Depois das tempestades cercadas de copo, o
relâmpago de armadura turva esta passada silenciosa sob a qual a montanha abre
os olhos mais fascinantes que o Sião, mocinha, adoratriz do país calcado em
teus perfumes, tu vais surpreender o despertar dos pesquisadores num ar
revolucionado pela platina. De longe a estátua rosa que leva ao braço uma sorte
de garrafa fumegante em uma cesta olha por sobre o ombro errarem os velhos
vimeiros e acrobatas. Uma bela galera de artistas em que as zebras azuis,
fustigadas pelos suspiros que se enrolam à noite ao redor das árvores, executam
sem fim seu número! Estupendos feixes, formados à beira das rotas com bobinas
de azul e o telégrafo, respondem por tua segurança. Aqui, na luz profana, os
seios eclodem sob um globo de orvalho e te abandonando à corrediça infinita,
através dos bambus frios tu verás passar o Príncipe Vândalo. A ocasião queimará
aos quatro ventos de enxofre, de cádmio, de sal e de Bengala. A bombice de
cabeça humana sufocará pouco a pouco os arlequins malditos e as grandes
catástrofes ressuscitarão trouxe-mouxe para se reabsorver no anel de engaste
vazio que eu te dei e que te matará.
NÃO HÁ COMO SAIR DAQUI
A Paul Éluard.
Liberdade cor de homem
Quais bocas voarão em lascas
Telhas
Sob o impulso desta vegetação monstruosa
O sol cão poente
Abandona a varanda de um rico hotel
particular
Lento peito azul onde bate o coração do tempo
Uma jovem nua nos braços de um dançarino belo
e encouraçado como São Jorge
Mas isso é muito mais tarde
Frágeis Atlantes
*
Ribeirão de estrelas
Quem entranha os sinais de pontuação do meu
poema e daqueles dos meus amigos
Não devemos olvidar que a essa liberdade e a
ti eu vos tirara à curta palha
Se é ela que eu conquistei
Qual outra senão tu chega deslizando ao longo
duma corda de geada
Este explorador em luta com as formigas
rubras de seu próprio sangue
É até o fim o mesmo mês do ano
Perspectiva que permite julgar se lidamos com
almas ou não
19.. Um tenente de artilharia espera sobre um
rastro de pólvora
*
Tão bem o primeiro que veio
Inclinou-se sobre o oval do desejo interior
Enumera estes arbustos segundo o verme
luzente
Conforme vós estendeis a mão para fazer a
árvore ou antes de fazer o amor
Como qualquer um sabe
No outro mundo que não existirá
Eu te vejo branco e elegante
Os cabelos das mulheres têm o cheiro da folha
de acanto
Ó vidraças sobrepostas do pensamento
Na terra de vidro se agitam os esqueletos de
vidro
*
Todo mundo já ouviu falar da Balsa da Medusa
E pode a rigor conceber um equivalente dessa
balsa no céu
À VISTA DAS DIVINDADES
A Louis Aragon.
“Pouco antes da meia-noite perto do
desembarcadouro,
Se uma mulher descabelada te segue não te
preocupes,
É o azul. Tu nada tens que temer do azul.

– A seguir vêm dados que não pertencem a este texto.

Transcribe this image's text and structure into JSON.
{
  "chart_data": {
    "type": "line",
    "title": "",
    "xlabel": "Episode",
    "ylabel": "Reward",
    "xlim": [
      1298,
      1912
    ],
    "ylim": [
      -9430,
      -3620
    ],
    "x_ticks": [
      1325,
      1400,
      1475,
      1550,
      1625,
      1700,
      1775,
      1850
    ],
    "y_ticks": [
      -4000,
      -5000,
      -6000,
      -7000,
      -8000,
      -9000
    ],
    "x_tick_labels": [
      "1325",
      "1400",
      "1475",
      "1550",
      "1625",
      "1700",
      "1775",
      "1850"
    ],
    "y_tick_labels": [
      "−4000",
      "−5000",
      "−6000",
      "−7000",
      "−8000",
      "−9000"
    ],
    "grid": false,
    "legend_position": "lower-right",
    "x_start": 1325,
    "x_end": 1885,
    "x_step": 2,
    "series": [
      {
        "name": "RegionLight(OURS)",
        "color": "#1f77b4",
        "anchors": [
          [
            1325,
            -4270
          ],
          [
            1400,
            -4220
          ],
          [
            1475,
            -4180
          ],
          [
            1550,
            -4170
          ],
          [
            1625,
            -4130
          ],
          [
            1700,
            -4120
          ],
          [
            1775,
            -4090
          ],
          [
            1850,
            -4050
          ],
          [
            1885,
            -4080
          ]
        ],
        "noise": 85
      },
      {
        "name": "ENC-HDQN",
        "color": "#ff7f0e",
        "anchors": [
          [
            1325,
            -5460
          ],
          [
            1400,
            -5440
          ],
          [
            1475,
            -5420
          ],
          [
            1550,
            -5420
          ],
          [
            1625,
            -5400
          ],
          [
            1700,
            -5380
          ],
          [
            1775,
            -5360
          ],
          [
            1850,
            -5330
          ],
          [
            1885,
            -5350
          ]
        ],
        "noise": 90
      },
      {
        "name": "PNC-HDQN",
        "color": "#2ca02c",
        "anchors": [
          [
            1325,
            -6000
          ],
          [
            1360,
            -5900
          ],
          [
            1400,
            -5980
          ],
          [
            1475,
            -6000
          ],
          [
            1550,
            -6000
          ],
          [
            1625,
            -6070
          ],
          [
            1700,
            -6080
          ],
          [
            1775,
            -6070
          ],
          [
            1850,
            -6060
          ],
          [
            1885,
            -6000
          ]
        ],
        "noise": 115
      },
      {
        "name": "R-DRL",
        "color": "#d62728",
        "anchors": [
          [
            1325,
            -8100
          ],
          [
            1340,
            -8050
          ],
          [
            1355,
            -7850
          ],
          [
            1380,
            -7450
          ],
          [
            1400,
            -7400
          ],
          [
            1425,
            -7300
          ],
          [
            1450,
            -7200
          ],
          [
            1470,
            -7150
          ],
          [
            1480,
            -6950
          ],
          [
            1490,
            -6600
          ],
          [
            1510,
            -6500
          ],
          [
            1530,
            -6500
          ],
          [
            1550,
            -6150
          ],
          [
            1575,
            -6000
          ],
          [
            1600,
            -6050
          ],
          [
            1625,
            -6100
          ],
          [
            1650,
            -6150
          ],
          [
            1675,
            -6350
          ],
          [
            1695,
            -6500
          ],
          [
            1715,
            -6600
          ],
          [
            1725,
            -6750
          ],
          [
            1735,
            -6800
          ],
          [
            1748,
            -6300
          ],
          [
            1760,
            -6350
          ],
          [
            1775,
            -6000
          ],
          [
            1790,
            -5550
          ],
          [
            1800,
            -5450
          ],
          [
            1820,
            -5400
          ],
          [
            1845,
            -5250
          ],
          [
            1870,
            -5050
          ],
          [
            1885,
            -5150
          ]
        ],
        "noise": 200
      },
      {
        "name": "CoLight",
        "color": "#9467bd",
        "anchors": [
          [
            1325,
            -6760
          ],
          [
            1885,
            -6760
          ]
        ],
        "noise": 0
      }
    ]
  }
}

Haverá um grande vaso loiro em uma árvore.
O campanário do vilarejo das cores fundidas
Te servirá de ponto de referência. Toma teu
tempo,
Lembra-te. O gêiser pardo que lança ao céu os
rebentos de samambaia
Te saúda.”
A carta selada com três cantos de um peixe
Passava agora na luz dos subúrbios
Como uma insígnia de domador.
De resto
A bela, a vítima, aquela a que chamamos
No bairro a pequena pirâmide de resedá
Descosia só para ela uma nuvem similar
A um saquinho de piedade.
Mais tarde a armadura branca
Que vagava em cuidados domésticos e outros
Agarrando mais forte à sua vontade que nunca,
A criança à concha, aquela que devia ser…
Mas silêncio.
Um braseiro já dava ensejo
Em seu seio a um arrebatador romance de capa
E espada.
Sobre a ponte, na mesma hora,
Assim o rocio de cabeça de gata se berçou.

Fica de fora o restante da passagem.